The British defense contractor polled 221 Fortune 500 C-level execs and 984 IT leaders in eight countries around the world including the UK, US, Germany, Australia, Singapore and Canada.

Surprisingly, a third (35%) of executives said responsibility for managing a breach lies with IT, while half of the IT decision makers said the board should take charge.

That’s a concern, especially considering nearly three-quarters of IT leaders (72%) believe they’ll be targeted over the next year and the vast majority of both groups predict an increase in the number and severity of attacks.

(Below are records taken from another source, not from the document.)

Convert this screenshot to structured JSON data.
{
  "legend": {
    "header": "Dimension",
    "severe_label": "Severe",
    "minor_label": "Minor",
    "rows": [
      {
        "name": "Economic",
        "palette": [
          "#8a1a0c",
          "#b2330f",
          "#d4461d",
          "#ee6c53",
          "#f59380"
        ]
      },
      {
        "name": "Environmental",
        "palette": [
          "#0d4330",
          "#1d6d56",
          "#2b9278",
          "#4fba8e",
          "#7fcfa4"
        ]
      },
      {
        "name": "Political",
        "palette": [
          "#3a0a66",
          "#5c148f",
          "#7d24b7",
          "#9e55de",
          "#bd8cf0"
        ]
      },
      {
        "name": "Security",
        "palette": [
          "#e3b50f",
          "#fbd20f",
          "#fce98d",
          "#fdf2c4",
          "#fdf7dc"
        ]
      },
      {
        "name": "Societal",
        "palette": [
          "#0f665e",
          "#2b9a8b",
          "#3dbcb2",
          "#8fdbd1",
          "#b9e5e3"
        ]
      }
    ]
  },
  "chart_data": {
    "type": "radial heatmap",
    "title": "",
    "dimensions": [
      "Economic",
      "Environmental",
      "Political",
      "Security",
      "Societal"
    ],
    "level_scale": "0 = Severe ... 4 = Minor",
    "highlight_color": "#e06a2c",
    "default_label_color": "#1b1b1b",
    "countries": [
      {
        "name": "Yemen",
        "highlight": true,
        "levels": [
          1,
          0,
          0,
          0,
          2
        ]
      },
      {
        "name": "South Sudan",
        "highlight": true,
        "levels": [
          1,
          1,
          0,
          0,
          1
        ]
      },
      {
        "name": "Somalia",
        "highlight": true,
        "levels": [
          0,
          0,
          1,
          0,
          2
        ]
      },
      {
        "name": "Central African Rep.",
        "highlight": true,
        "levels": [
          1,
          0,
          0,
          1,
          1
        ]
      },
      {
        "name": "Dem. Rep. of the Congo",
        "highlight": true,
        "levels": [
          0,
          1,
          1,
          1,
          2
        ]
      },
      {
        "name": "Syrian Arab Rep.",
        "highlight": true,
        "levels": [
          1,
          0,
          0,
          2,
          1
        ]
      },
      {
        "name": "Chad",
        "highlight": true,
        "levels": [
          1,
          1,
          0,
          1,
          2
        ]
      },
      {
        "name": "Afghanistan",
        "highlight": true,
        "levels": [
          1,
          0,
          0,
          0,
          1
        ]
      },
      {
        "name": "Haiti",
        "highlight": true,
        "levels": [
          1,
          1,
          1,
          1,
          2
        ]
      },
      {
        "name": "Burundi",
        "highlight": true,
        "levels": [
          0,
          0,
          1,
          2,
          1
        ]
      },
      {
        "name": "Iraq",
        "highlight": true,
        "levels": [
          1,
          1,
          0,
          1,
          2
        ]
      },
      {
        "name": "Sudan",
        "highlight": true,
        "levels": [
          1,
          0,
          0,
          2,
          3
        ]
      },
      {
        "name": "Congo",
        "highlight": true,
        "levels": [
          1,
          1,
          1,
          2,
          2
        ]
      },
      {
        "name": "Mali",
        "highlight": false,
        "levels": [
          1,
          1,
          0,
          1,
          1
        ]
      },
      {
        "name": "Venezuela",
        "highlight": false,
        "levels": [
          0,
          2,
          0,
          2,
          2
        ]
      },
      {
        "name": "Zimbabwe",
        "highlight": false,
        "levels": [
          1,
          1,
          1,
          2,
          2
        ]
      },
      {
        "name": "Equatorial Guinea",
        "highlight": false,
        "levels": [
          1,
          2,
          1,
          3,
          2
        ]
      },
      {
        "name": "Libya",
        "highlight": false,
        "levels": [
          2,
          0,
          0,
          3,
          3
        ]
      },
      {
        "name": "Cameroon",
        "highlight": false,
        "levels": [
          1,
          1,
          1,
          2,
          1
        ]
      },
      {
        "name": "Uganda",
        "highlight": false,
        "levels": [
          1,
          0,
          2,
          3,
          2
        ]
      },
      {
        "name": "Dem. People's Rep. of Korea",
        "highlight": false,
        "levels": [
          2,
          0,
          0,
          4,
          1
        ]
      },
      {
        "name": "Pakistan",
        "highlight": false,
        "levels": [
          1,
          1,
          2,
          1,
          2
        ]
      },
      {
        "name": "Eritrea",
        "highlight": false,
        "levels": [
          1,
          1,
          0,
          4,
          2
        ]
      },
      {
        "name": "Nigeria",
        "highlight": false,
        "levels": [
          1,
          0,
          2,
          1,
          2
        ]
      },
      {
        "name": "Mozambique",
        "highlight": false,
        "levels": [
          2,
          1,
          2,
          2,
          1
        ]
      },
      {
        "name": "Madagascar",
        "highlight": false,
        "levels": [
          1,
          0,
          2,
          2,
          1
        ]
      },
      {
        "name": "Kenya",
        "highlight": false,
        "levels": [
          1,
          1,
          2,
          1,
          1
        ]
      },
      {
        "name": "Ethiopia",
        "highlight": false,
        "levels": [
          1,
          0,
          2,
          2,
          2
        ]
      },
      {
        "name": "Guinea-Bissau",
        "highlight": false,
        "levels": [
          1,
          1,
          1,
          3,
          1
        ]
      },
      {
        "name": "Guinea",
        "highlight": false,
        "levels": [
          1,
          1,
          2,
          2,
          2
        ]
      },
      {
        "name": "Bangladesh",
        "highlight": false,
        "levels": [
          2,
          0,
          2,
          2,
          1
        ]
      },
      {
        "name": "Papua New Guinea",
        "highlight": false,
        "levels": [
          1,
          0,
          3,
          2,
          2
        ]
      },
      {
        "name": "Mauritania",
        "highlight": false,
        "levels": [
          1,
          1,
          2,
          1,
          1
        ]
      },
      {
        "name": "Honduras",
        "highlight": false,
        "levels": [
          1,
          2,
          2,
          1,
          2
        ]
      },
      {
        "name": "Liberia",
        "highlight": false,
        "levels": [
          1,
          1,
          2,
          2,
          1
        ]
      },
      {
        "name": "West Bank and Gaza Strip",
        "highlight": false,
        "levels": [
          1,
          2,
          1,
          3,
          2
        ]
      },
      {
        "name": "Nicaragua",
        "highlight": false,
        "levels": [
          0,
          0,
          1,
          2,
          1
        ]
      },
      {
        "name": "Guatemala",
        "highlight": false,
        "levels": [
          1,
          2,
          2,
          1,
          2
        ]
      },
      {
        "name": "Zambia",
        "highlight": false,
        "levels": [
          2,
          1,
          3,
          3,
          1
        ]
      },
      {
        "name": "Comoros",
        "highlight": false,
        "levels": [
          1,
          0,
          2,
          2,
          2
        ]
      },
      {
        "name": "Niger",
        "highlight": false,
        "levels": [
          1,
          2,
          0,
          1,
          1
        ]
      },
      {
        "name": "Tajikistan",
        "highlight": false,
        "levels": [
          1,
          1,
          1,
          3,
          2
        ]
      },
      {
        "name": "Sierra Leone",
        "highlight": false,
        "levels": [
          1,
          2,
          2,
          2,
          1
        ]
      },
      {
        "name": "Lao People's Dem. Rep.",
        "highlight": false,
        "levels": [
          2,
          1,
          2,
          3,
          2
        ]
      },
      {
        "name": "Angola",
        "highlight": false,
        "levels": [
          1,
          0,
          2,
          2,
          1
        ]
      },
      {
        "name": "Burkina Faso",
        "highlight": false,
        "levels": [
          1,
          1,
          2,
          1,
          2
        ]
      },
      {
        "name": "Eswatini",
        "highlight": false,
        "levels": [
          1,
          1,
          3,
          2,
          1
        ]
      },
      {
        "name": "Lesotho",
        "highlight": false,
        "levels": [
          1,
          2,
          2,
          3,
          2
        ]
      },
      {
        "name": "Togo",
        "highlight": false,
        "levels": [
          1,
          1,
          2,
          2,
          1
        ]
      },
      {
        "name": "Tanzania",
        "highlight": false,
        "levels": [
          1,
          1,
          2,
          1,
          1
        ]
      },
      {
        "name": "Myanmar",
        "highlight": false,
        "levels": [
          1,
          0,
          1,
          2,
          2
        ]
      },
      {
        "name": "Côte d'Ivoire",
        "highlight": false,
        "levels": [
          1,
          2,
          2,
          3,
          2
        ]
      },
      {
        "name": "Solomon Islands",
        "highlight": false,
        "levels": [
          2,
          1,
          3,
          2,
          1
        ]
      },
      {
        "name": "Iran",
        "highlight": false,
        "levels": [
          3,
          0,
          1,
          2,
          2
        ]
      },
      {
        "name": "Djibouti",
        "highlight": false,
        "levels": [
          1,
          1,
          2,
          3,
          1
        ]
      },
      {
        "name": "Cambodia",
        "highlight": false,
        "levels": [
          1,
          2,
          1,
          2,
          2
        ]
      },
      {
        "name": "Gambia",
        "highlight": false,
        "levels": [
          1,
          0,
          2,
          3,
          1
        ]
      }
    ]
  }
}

Some 84% of the C-suite and 81% of IT teams are confident they have the right tools in place to defend against a cyber attack. Yet with a lack of clarity over roles and responsibilities in the inevitable event of a breach, the impact could escalate unnecessarily.

“The disconnect in opinions between C-level respondents and IT Decision Makers when it comes to potential threats, accountability and responsibility creates gaps for attackers to exploit,” argued BAE Systems Applied Intelligence managing director, Kevin Taylor.

“With regulatory fines starting to become a bigger issue, organizations need to plan ahead for successful incidents and ensure that the C-suite and IT teams are working together to narrow gaps in understanding, intelligence and responsibility.”

More concerning still are stats which reveal that while 82% of IT teams believe spending on cybersecurity is part of a comprehensive strategy, only half of the C-suite agree.

Increased spending on things like incident response could reduce dwell time and improve co-ordination efforts, minimizing the potential regulatory and financial fallout from an attack.

The latter could be significant, with estimated costs of a breach ranging from $11.6m to $19.2m – the former figure arrived at by C-level respondents and the latter by IT leaders.